Problem statement

https://leetcode.com/problems/string-compression-ii/

Solution

Let dp(i, l, cl, k) be dymamic programming state, where:

  1. we alreadh traversed string s[:i]
  2. l is the last letter in created so-far compression
  3. lc is how many times we have the last letter repeated
  4. k is how many symbols we allowed to delete.

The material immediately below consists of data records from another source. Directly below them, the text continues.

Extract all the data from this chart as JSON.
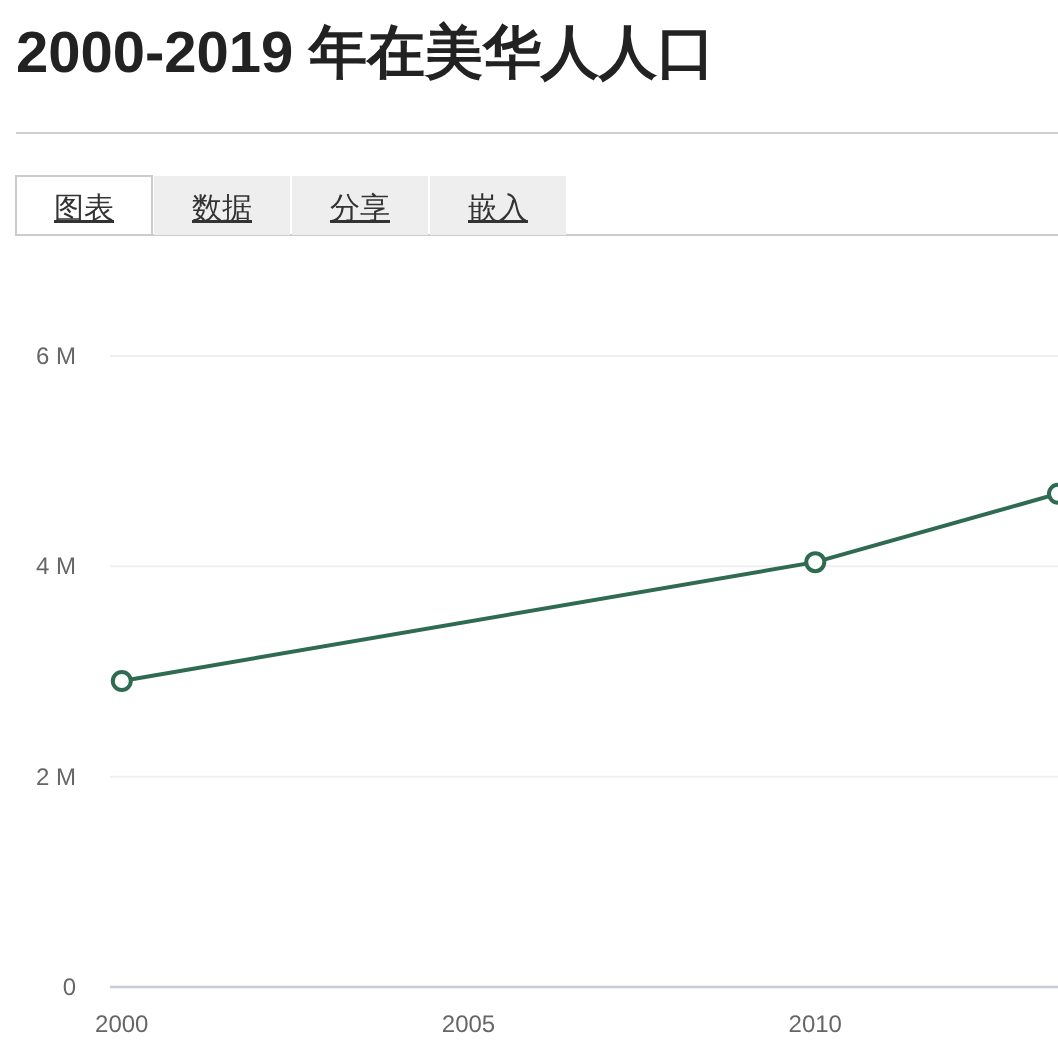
{
  "chart_data": {
    "type": "line",
    "title": "2000-2019 年在美华人人口",
    "annotations": [
      "图表",
      "数据",
      "分享",
      "嵌入"
    ],
    "x": [
      2000,
      2010,
      2013.5
    ],
    "series": [
      {
        "color": "#2f6b50",
        "values": [
          2.91,
          4.04,
          4.69
        ]
      }
    ],
    "xlim": [
      1999.83,
      2013.5
    ],
    "xticks": [
      2000,
      2005,
      2010
    ],
    "ylim": [
      0,
      6
    ],
    "yticks": [
      0,
      {
        "value": 2,
        "label": "2 M"
      },
      {
        "value": 4,
        "label": "4 M"
      },
      {
        "value": 6,
        "label": "6 M"
      }
    ],
    "grid": "y",
    "marker": "circle",
    "line_style": "solid"
  }
}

Then if we meet new symbol we can have two options:

  1. It is equal to our last symbol, in this case we always will take the symbol. Also we increase answer by 1 if we have a -> aa, a*9 -> a*10 and a*99 -> a*100 cases.
  2. If we have symbol different that we have in our built string so far, then we can have two options: take it or not.

Complexity

Complexity is O(n*n*k), because there is n options for i, k options for k and n options for l, lc pair. Space complexity is the same.

Code

class Solution:
    def getLengthOfOptimalCompression(self, s, k):
        @lru_cache(None)
        def dp(i, l, lc, k):
            if k < 0: return float('inf')
            if i >= n: return 0
            if s[i] == l:
                return dp(i+1, l, lc+1, k) + (lc in [1, 9, 99])
            else:
                return min(1 + dp(i+1, s[i], 1, k), dp(i+1, l, lc, k-1))
        
        n = len(s)
        return dp(0, "", 0, k)

Note that actually we did optimization here: if we have aaaaa, then what we do if we delete symbols from group of equal symbols, we do it only from beginning. Solution can be written in the following way as well:

class Solution:
    def getLengthOfOptimalCompression(self, s, k):
        @lru_cache(None)
        def dp(i, l, lc, k):
            if k < 0: return float('inf')
            if i >= n: return 0
            ans = dp(i+1, l, lc, k-1)
            if s[i] == l:
                return min((lc in [1, 9, 99]) + dp(i+1, l, lc+1, k), ans)
            else:
                return min(1 + dp(i+1, s[i], 1, k), ans)
        
        n = len(s)
        return dp(0, "", 0, k)